BlueJeans Network, a company that provides video conferencing services in more than 180 countries, released eight guidelines for secure video conferencing during the Corona crisis. Companies around the world have had to switch to home office as well as virtual events and services at breakneck speed.
The BlueJeans video conferencing app security guidelines are intended to support companies and employees in the secure implementation of video conferences.
Current usage data published by BlueJeans shows how quickly companies around the world have switched to working from home since the outbreak of the Corona crisis.
Video conferencing usage increased by 100 to 300 percent worldwide. In Western Europe, daily blue jeans use in France rose by 194 percent, in Italy by 278 percent, in Great Britain by 289 percent, in Germany by 350 percent and in Spain by as much as 509 percent.
BlueJeans Video Conferencing App Updated Security Guidelines
Given the rush with moving meetings and events to the virtual world, BlueJeans video conferencing app recommends eight guidelines to avoid security and privacy breaches during video conferencing:
– Be careful with sharing meeting IDs –
Even if you plan to have a large number of people attending meetings or live events, posting the meeting ID on social media, websites, or public forums can attract unwanted attendees. Particular care should be taken when children take part in an event. As a minimal precaution, we recommend using unique meeting IDs.
– Use passwords whenever possible –
Using passwords for both moderators and participants improves security. The moderator password requires the chairperson (or a designated delegate) to enter a code to unlock the meeting. Attendee passwords ensure that only people with the correct code join the meeting.
Some video conferencing services offer advanced fraud detection to help identify repeated login failures. This enables intruders who try out meeting IDs to be detected.
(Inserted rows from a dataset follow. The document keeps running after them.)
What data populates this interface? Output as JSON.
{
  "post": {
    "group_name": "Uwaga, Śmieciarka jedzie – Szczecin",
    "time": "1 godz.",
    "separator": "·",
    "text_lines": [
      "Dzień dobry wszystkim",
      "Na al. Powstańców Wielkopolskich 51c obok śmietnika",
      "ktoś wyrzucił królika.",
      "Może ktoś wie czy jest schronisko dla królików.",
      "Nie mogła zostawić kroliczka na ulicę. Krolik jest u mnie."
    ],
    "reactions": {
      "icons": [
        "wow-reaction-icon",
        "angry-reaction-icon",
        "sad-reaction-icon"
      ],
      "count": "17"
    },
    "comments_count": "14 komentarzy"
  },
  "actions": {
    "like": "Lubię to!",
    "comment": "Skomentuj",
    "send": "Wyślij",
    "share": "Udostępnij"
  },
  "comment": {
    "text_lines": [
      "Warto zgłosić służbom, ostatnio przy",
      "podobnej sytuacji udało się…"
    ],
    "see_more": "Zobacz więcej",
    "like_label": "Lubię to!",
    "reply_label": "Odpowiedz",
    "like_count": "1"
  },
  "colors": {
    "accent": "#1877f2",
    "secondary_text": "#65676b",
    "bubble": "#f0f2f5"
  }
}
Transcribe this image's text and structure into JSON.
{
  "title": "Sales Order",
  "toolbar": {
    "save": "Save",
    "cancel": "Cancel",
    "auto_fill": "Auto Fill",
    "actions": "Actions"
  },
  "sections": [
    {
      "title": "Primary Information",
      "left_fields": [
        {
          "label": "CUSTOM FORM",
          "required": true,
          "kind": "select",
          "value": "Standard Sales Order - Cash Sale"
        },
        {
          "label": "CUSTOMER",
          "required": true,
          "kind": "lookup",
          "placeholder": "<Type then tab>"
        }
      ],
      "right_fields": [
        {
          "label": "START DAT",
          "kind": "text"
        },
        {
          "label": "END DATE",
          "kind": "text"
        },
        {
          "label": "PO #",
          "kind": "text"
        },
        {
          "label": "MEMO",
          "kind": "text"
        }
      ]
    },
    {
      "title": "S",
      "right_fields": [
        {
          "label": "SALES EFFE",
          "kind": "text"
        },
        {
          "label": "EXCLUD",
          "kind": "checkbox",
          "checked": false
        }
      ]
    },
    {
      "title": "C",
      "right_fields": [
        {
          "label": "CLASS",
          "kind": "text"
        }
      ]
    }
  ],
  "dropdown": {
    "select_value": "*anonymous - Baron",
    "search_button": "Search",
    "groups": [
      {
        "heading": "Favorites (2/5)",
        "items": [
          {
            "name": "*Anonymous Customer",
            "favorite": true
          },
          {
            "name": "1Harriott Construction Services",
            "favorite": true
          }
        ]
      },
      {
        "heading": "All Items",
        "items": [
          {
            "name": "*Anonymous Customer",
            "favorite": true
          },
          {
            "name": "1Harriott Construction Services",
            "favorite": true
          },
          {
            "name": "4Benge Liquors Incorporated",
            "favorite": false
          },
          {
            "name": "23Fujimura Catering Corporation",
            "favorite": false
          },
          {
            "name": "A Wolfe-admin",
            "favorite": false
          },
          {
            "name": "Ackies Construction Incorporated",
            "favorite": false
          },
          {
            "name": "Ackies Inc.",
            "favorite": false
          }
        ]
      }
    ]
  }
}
Many providers share some data with third parties, but the devil is in the details. Some share personal data with third parties, while others only provide aggregated data about call information such as duration, location and number of participants to third parties.
– Keep an eye on meeting participants –
Many solutions allow moderators to keep track of who is attending the meeting. For example, acoustic alerts can be set to announce that the participants are joining. Some solutions display entry and exit banners with the names of the attendees joining.
The moderator should check who is participating in the video conference. If unknown or anonymous people appear, they should be asked to confirm their identity.
– Master control functions –
Many solutions allow participants to be excluded if they take part in video conferences illegally. In addition, moderators should lock meetings as soon as all participants are present to prevent overheating of confidential information. Oftentimes, moderators use their personal meeting ID for back-to-back meetings.
If a meeting then lasts longer than planned, the participants in the next meeting can already dial in and listen in. For this reason, unique meeting IDs should always be used for successive meetings. File transfers can be used to distribute malware and should therefore be disabled if possible.
– Control functions especially for large meetings and events –
Anyone who frequently holds large meetings or events with more than 25 people should invest in solutions with security functions designed for this purpose. These make it possible, for example, to delegate monitoring and control and to moderate question and answer sessions.
– Avoid download delays with browser-based meetings –
Some solutions require software to be installed, which delays the start of the meeting. With solutions that use the browser-based real-time communication standard WebRTC, participants can take part in the meeting with a click of the mouse directly in the browser.
– Follow basic security rules –
According to the online security expert Check Point, 90 percent of all cyber attacks start with a phishing campaign. Anyone who receives a link for a video conference via email or social channels should contact the sender to verify legitimacy.
Never open links and attachments in emails from unknown senders and pay attention to classic references to cyber crime such as misspellings in URLs and emails.
Our data shows the tremendous effort that organizations and people around the world have made in the shortest possible time to stop the spread of the corona virus by working from home,commented Alagu Periyannan, CTO and co-founder of BlueJeans Network.
We hope that BlueJeans video conferencing app security guidelines will help you to work safely from home, and to ensure the protection of business processes and personal data even during these difficult times.